Following the “Circe” chapter, Bloom is finally able to return the ashplant to Stephen, and it goes unremarked upon for the remainder of the novel. However, in Bloom’s chapter, “Ithaca,” the ashplant makes its final appearance. Stephen, leaving Bloom’s house, is described in similar stage directions to that of “Circe”: “Lighted Candle in Stick / borne by / BLOOM / Diaconal Hat on Ashplant / borne by / STEPHEN” (U 17.1023-28). The presentation of this passage is with centered texts, lines breaking in such a way as to suggest performativity.
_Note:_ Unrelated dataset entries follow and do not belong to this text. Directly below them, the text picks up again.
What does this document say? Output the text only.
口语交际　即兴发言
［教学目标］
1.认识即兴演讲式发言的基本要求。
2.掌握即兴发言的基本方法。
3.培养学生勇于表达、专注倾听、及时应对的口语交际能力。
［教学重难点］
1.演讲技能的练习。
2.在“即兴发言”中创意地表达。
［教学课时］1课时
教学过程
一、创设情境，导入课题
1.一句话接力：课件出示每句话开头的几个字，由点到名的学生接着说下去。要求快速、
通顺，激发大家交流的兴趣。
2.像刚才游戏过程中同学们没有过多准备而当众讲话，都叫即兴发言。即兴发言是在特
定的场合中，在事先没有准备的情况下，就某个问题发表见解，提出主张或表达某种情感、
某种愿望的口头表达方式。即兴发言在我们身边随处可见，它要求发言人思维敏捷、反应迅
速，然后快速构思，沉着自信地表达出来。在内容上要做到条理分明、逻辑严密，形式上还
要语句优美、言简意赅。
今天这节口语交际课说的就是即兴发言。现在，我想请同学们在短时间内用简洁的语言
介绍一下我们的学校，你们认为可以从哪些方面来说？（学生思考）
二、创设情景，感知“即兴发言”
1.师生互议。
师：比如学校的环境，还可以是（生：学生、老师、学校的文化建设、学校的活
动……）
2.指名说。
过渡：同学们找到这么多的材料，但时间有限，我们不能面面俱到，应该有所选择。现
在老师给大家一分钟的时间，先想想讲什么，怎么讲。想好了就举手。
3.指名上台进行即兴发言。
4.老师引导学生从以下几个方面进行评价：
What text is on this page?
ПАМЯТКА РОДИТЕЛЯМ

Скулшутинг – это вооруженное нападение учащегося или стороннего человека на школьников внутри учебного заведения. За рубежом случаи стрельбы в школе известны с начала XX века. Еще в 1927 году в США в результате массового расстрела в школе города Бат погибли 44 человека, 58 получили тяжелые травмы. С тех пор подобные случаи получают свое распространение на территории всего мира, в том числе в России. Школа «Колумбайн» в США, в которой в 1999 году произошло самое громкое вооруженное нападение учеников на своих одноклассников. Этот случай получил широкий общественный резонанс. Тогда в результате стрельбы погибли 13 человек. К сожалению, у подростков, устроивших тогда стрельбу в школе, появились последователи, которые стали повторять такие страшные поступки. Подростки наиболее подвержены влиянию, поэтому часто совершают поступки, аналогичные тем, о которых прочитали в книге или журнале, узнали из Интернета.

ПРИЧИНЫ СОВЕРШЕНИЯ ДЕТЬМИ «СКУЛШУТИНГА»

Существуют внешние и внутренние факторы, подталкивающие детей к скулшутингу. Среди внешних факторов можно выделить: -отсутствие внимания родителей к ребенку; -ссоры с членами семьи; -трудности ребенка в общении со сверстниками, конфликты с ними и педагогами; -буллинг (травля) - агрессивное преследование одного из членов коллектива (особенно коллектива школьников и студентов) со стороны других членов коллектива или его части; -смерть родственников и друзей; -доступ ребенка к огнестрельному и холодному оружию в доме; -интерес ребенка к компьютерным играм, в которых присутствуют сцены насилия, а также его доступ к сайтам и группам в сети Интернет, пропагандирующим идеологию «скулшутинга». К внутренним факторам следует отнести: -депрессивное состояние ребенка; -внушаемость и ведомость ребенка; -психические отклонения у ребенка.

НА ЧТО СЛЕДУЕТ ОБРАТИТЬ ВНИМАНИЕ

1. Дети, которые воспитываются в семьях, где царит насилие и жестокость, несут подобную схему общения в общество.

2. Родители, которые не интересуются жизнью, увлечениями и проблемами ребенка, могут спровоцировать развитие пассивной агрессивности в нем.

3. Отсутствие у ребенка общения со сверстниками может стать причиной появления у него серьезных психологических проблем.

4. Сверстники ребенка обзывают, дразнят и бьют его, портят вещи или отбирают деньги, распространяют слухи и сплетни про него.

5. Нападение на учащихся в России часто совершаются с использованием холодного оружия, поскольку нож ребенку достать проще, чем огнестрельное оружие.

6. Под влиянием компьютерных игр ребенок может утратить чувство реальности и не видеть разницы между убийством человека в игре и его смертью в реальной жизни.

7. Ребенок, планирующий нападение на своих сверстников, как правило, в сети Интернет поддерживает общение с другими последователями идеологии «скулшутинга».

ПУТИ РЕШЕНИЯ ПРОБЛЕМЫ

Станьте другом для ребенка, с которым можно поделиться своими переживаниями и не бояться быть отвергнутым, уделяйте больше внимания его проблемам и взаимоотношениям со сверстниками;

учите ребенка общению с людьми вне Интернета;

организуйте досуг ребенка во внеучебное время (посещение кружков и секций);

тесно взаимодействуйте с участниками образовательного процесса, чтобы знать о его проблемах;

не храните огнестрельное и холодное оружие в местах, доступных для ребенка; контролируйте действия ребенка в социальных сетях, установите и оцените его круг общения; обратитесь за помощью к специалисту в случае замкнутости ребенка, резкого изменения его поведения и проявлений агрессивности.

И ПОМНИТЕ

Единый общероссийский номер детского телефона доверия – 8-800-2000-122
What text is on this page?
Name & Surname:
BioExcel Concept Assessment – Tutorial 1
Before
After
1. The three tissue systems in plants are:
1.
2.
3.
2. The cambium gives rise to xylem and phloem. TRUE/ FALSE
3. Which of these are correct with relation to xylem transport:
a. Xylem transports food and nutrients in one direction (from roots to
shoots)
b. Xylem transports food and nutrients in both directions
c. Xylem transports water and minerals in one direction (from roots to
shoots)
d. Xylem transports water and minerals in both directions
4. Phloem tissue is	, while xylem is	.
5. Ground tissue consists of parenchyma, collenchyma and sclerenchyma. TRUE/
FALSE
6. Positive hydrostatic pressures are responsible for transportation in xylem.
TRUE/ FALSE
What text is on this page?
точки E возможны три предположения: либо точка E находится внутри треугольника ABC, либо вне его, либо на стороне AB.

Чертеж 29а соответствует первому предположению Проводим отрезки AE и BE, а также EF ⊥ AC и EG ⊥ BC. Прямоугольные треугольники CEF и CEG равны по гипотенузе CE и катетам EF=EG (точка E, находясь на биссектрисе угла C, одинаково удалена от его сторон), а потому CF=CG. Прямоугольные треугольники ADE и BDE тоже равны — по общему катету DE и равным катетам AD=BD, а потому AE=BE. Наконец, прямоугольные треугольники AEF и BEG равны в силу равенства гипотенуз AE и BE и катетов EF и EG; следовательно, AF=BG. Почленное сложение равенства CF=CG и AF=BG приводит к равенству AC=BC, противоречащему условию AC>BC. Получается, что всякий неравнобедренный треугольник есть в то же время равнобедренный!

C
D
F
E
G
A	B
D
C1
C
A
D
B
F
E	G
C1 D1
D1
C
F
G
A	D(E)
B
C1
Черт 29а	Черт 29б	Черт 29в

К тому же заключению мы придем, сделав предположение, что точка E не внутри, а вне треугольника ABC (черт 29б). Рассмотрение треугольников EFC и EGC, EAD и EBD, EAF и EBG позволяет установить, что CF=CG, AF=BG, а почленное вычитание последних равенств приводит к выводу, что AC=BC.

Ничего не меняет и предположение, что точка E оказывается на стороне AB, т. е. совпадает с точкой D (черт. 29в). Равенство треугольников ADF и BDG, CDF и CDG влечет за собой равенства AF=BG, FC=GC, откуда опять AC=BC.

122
As Stephen now realizes, the ashplant is “a tool that must be borne as a burden or punishment.” Throughout the novel, he has carried the walking stick around as a means of self-defense, of prosthetic aid, and to continue with it further brings with it the memories of his violent, drunken outburst in “Circe.” It is probable to suppose that Stephen finally abandons his ashplant, having learned the lessons – lessons of his identity as a man, as an artist, and so on – along the novel’s course. The ashplant does not reappear in Ulysses.

The ashplant is an object within the text which offers a host of interpretations. This is in keeping with the rest of Ulysses, a text that defies scrutiny and yet offers endless possibility for such scholarly inquiry. At times, the ashplant appears as a force of good in Stephen’s life. It keeps him upright, it helps him face his fears, and assists him in carving out his identity as a young artist. That said, the ashplant also carries with it the potential for violent action, not to mention its role as a “crutch” in the truly deprecating sense (i.e. relying on something too much). The ashplant, in any interpretation, is the connecting object between Portrait and Ulysses. It walks the reader along, through the treacherous paths that Joyce has written, and allows the reader a sense of efficacy that they, too, can be aided in their journey through the life of Stephen Dedalus.